この記事では、福岡弁護士法律事務所の弁護士が、逆送の仕組み、逆走されるケース、逆送がもたらすデメリット、そして逆送を回避する方法を解説します。

この記事を読んで分かること
  • 逆送とは何か
  • 逆送されるケース
  • 逆送のデメリット
  • 逆送を回避する方法
目次

逆送(検察官送致)とは?

少年事件において、最も避けなければならない事態、それが「逆送(検察官送致)」です。

通常、14歳〜20歳未満の少年が犯罪を起こした場合、すべての事件は一度家庭裁判所(家裁)に送られます(全件送致主義)。そして、家庭裁判所は、刑事処罰ではなく「子どもの更生(保護)」を目的として、少年院送致や保護観察といった「保護処分」を決定します。

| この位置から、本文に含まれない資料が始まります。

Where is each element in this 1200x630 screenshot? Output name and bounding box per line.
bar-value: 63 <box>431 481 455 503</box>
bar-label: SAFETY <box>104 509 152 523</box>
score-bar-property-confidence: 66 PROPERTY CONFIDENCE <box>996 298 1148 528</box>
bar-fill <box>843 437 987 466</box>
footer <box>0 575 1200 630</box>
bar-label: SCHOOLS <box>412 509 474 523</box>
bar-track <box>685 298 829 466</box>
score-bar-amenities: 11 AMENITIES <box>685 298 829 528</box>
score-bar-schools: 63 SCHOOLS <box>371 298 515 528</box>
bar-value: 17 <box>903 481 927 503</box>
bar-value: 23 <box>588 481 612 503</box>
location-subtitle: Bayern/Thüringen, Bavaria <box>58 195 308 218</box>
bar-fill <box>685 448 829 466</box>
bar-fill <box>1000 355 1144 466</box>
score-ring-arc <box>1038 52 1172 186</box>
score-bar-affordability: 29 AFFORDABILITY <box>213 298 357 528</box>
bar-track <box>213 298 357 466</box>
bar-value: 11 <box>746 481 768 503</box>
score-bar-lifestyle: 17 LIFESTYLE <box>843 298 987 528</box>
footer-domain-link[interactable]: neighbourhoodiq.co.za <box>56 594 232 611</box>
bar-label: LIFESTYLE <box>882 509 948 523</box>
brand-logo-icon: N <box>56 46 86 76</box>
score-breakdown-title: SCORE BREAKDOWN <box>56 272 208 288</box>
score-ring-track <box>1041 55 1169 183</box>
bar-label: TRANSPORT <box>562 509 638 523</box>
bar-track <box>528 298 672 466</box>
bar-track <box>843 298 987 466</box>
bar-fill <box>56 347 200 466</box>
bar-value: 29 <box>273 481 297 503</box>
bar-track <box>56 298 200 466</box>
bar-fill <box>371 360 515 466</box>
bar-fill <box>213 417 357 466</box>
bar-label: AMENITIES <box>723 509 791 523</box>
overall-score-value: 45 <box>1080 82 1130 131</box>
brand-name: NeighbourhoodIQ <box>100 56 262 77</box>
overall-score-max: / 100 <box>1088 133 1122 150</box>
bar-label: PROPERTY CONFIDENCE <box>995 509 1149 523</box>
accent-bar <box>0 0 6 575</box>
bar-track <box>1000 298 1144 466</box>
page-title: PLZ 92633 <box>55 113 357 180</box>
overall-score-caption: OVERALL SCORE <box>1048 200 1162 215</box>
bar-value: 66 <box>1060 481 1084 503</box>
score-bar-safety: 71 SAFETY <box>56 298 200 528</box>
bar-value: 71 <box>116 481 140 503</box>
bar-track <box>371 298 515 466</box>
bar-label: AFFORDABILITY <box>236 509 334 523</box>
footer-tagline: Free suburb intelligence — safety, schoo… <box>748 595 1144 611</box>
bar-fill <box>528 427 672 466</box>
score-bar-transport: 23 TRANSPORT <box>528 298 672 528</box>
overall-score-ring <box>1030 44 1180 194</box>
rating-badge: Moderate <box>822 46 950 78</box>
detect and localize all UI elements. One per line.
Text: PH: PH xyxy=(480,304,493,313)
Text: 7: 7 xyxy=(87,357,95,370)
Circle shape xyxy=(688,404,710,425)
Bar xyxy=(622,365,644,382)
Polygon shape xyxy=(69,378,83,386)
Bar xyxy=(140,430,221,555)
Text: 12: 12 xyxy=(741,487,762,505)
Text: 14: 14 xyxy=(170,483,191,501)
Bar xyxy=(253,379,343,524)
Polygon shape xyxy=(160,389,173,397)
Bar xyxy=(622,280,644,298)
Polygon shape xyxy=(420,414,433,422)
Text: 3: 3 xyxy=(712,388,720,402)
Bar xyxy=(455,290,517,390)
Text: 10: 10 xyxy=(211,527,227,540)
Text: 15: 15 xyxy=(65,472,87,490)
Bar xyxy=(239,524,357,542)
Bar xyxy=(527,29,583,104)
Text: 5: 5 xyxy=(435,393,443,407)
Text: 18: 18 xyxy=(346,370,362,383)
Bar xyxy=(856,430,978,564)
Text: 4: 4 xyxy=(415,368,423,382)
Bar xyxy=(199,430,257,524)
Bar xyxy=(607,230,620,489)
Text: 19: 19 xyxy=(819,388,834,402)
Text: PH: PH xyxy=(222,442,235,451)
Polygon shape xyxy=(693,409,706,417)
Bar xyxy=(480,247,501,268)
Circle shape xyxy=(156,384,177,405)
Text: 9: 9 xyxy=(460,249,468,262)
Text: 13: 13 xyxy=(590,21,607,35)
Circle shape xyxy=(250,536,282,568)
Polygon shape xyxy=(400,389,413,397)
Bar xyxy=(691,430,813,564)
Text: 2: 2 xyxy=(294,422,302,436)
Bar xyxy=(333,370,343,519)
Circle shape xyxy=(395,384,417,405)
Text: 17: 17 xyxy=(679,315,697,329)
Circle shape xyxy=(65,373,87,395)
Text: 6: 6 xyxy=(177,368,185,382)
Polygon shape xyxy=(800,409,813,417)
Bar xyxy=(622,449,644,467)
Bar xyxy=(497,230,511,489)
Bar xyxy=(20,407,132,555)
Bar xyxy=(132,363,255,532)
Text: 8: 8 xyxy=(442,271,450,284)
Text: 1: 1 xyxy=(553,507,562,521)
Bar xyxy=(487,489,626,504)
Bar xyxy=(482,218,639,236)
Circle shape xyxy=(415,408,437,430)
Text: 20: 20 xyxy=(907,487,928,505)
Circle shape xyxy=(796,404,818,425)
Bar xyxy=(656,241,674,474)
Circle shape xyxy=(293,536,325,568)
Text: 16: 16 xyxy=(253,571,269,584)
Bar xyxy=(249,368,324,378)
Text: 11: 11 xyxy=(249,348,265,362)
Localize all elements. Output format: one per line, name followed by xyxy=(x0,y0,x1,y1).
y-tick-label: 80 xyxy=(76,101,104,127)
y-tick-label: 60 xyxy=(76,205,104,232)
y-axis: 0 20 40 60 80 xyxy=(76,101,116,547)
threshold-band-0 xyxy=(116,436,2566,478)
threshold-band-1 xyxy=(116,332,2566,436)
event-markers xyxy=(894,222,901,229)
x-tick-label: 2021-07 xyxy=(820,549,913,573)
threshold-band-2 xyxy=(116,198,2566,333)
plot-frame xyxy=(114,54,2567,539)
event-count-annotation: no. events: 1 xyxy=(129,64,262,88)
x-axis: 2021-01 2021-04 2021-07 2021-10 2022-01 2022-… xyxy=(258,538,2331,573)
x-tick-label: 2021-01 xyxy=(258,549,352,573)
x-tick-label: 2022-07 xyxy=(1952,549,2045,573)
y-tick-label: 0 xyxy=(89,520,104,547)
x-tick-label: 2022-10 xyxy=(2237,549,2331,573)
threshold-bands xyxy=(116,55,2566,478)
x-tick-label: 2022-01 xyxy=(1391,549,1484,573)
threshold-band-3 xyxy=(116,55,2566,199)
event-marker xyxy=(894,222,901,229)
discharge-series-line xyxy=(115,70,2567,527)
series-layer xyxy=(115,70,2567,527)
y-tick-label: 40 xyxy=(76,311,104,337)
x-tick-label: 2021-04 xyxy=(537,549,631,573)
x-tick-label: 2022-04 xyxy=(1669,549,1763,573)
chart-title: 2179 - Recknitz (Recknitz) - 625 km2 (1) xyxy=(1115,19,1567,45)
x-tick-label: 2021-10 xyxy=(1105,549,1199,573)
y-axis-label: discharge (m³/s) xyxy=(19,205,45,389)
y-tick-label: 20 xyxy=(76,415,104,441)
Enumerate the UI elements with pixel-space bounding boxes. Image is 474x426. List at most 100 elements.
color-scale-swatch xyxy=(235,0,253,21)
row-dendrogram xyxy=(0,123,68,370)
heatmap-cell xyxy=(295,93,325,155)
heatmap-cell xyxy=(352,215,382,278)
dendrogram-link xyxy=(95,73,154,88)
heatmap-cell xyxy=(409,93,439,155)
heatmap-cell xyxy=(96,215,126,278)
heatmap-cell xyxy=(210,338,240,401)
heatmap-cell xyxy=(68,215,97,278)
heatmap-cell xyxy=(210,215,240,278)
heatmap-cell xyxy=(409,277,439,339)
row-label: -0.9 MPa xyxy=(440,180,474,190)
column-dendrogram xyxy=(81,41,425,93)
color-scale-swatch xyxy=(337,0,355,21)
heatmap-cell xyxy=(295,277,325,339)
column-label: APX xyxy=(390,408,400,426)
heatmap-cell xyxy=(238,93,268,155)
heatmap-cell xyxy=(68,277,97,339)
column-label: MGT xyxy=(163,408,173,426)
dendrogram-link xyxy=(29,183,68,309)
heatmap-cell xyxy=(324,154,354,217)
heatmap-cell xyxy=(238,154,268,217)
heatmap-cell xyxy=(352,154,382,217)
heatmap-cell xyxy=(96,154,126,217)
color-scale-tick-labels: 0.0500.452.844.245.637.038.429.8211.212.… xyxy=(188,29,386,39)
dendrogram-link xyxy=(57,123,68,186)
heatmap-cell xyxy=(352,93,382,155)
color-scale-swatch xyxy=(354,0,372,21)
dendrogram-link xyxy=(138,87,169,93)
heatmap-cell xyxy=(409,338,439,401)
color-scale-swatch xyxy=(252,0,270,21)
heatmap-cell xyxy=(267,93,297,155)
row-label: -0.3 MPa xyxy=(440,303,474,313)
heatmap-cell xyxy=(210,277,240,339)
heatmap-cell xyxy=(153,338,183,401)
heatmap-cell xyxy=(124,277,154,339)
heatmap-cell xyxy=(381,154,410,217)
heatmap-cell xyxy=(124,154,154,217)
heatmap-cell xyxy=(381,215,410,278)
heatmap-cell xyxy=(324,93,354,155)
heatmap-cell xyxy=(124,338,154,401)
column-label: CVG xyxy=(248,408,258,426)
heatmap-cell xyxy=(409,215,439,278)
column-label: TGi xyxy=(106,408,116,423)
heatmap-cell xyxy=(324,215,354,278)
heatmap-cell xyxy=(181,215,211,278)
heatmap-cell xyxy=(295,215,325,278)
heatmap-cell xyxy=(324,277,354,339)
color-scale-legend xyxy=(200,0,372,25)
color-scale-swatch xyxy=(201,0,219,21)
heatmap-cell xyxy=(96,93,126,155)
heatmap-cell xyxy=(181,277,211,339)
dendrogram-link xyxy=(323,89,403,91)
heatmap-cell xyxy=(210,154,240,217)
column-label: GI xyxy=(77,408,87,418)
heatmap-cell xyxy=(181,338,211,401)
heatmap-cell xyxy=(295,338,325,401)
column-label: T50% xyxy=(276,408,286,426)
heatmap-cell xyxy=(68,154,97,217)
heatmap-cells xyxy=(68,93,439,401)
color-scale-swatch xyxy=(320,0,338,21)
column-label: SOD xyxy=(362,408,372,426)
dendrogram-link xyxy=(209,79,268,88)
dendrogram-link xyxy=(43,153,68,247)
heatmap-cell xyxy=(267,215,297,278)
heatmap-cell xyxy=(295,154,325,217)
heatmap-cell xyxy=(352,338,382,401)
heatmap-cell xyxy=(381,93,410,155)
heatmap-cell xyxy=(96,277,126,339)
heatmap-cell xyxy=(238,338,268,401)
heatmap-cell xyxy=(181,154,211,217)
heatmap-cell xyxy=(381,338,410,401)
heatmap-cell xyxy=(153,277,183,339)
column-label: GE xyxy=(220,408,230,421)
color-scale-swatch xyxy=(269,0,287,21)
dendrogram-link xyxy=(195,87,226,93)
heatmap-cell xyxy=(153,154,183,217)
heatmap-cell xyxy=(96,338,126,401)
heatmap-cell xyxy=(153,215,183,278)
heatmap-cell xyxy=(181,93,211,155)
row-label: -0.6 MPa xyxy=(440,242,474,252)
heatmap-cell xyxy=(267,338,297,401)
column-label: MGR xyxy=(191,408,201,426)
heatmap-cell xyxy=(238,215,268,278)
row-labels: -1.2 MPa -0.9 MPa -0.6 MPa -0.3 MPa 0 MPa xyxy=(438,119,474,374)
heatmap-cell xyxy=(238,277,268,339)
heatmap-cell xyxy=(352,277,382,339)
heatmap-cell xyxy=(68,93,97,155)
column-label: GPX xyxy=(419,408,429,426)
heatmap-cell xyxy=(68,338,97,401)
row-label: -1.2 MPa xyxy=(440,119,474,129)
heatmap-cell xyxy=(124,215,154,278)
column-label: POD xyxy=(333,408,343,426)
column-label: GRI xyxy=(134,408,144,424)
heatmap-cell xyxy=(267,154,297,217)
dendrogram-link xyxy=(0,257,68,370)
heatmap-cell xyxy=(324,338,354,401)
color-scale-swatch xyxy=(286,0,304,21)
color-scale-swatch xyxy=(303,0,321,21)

しかし、事件の罪質が重く、大人と同様の刑事処分が相当であると家庭裁判所が判断した場合、事件を再び検察官に送り返します。これが検察官送致(通称「逆送」)です。

逆送されると、事件は検察官に戻り、原則として起訴され、大人の刑事事件と全く同じ手続(刑事裁判や刑事処罰)へと進みます。

逆送されるのはどんなケース?

では、逆送されてしまうのはどんなケースでしょうか?大きく分けると、年齢超過を理由とするケース、②刑事処分相当と認められるケースです。それぞれ確認していきましょう。

年齢超過を理由とする逆送

少年事件は20歳未満が対象となるので、少年手続の進行中に20歳に達した場合には、少年審判を開いたり保護処分をすることもできなくなります。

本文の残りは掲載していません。